Jeff Bezos unveils a mock-up of a new lunar lander “Blue Moon” that aims to take payloads and humans to the Moon by 2024.
Mr. Jeff Bezos presented the Moon goals of his space exploration company Blue Origin at the Washington Convention Centre in Washington DC, to an audience consisting of potential customers and officials from Nasa.
In March, the Trump administration announced that it intended to return US astronauts to the Moon by the end of 2024.
NASA said in April that it wants to fund a large, private lunar lander to get its astronauts to and from the moon, ideally as soon as 2024.
“This is an incredible vehicle, and it’s going to the moon. It’s time to go back to the Moon, this time to stay,” said Mr. Jeff Bezos.
Blue Origin had been teasing the idea of a lunar lander called Blue Moon over the past few years, and the company recently received millions of dollars in grants from NASA to develop critical lunar-lander systems. But until today hadn’t yet spoken in detail about concrete plans or hardware.
With this new announcement, Jeff Bezos is angling for NASA’s attention. The space agency recently updated its space-exploration plans at the behest of Vice President Mike Pence and President Donald Trump. NASA originally hoped to test a moon lander in 2024, then try for crewed landings in 2028; but now the agency is attempting to attract private industry to design and build a spacecraft to land astronauts on the moon in 2024.
“We can help meet that timeline, but only because we started three years ago,” Bezos said.
The aim is to move heavy industry and energy generation off-Earth to return the planet to a more pristine condition and treat as a residential haven.
Blue Moon will land on the south pole of the Moon, where ice deposits have been found in craters. The water derived from that ice can be broken down to produce hydrogen, which could then fuel up the spacecraft for further missions across the solar system.
It will feature a new rocket engine called BE-7 that can blast 10,000lb (4,535kg) of thrust. The engine will burn hydrogen with oxygen, which are the two ingredients of water and can be made from ice deposits on the moon.
“We’re using liquid hydrogen because, ultimately, we’re going to be able to get hydrogen from that water on the moon and be able to refuel these vehicles on the surface,” Bezos said.

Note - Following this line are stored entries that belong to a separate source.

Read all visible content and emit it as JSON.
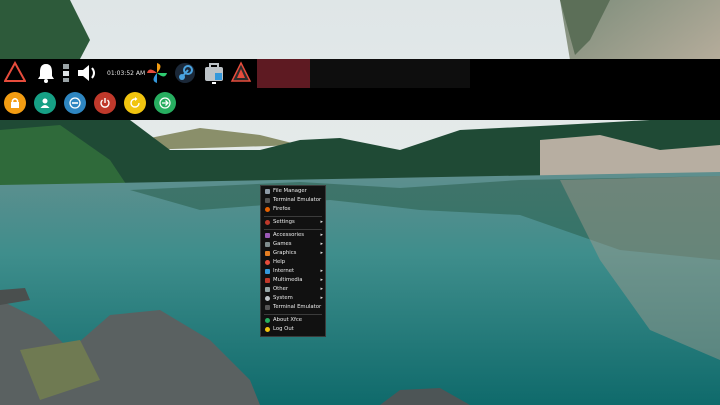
{
  "wallpaper": {
    "subject": "mountain lake with forest and rocks"
  },
  "panel": {
    "clock": "01:03:52 AM",
    "left_icons": [
      "warning-triangle-icon",
      "bell-icon",
      "network-icon",
      "volume-icon",
      "pinwheel-icon",
      "steam-icon",
      "software-store-icon",
      "arch-logo-icon"
    ],
    "session_buttons": [
      {
        "name": "lock-button",
        "icon": "lock-icon",
        "color": "#f39c12"
      },
      {
        "name": "switch-user-button",
        "icon": "user-icon",
        "color": "#16a085"
      },
      {
        "name": "suspend-button",
        "icon": "minus-circle-icon",
        "color": "#2e86c1"
      },
      {
        "name": "shutdown-button",
        "icon": "power-icon",
        "color": "#c0392b"
      },
      {
        "name": "restart-button",
        "icon": "refresh-icon",
        "color": "#f1c40f"
      },
      {
        "name": "logout-button",
        "icon": "arrow-right-icon",
        "color": "#27ae60"
      }
    ],
    "active_task_color": "#5e1a22"
  },
  "menu": {
    "top": [
      {
        "label": "File Manager",
        "icon": "folder-icon",
        "color": "#8e9aa6"
      },
      {
        "label": "Terminal Emulator",
        "icon": "terminal-icon",
        "color": "#555"
      },
      {
        "label": "Firefox",
        "icon": "firefox-icon",
        "color": "#e66000"
      }
    ],
    "settings": {
      "label": "Settings",
      "icon": "settings-icon",
      "color": "#c0392b"
    },
    "categories": [
      {
        "label": "Accessories",
        "icon": "accessories-icon",
        "color": "#9b59b6"
      },
      {
        "label": "Games",
        "icon": "games-icon",
        "color": "#7f8c8d"
      },
      {
        "label": "Graphics",
        "icon": "graphics-icon",
        "color": "#e67e22"
      },
      {
        "label": "Help",
        "icon": "help-icon",
        "color": "#e74c3c"
      },
      {
        "label": "Internet",
        "icon": "internet-icon",
        "color": "#3498db"
      },
      {
        "label": "Multimedia",
        "icon": "multimedia-icon",
        "color": "#c0392b"
      },
      {
        "label": "Other",
        "icon": "other-icon",
        "color": "#95a5a6"
      },
      {
        "label": "System",
        "icon": "system-icon",
        "color": "#bdc3c7"
      }
    ],
    "terminal": {
      "label": "Terminal Emulator",
      "icon": "terminal-icon",
      "color": "#555"
    },
    "bottom": [
      {
        "label": "About Xfce",
        "icon": "about-icon",
        "color": "#27ae60"
      },
      {
        "label": "Log Out",
        "icon": "logout-icon",
        "color": "#f1c40f"
      }
    ],
    "submenu_arrow": "▸"
  }
}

The reusable Blue Moon vehicle will carry scientific instruments, satellites and rovers.
The Blue Moon lunar lander comes loaded with enough fuel to get from Earth to the Moon.
It can deliver payloads to the lunar surface, deploy up to four self-driving rovers, and launch satellites to orbit the Moon.
A pressurised vehicle for humans is also envisaged.
Blue Moon will weigh 33,000lb when loaded with fuel on lift-off from Earth, which will decrease to about 7,000lb when it is about to land on the Moon.
In his speech, Mr Bezos said that Blue Origin would be able to meet Trump’s deadline, but “only because” the firm had begun designing the lunar lander in 2016.
Mr Bezos wanted to improve access to the Moon, because he has a wider vision of a future where people can live and work in space, which is not possible today.
“The price of admission to do interesting things in space right now is just too high because there’s no infrastructure,” he said. To illustrate this, he showed pictures of self-sustaining space colonies that could support people, animals and greenery – somewhat similar to the concepts developed by Princeton physicist Gerard O’Neill.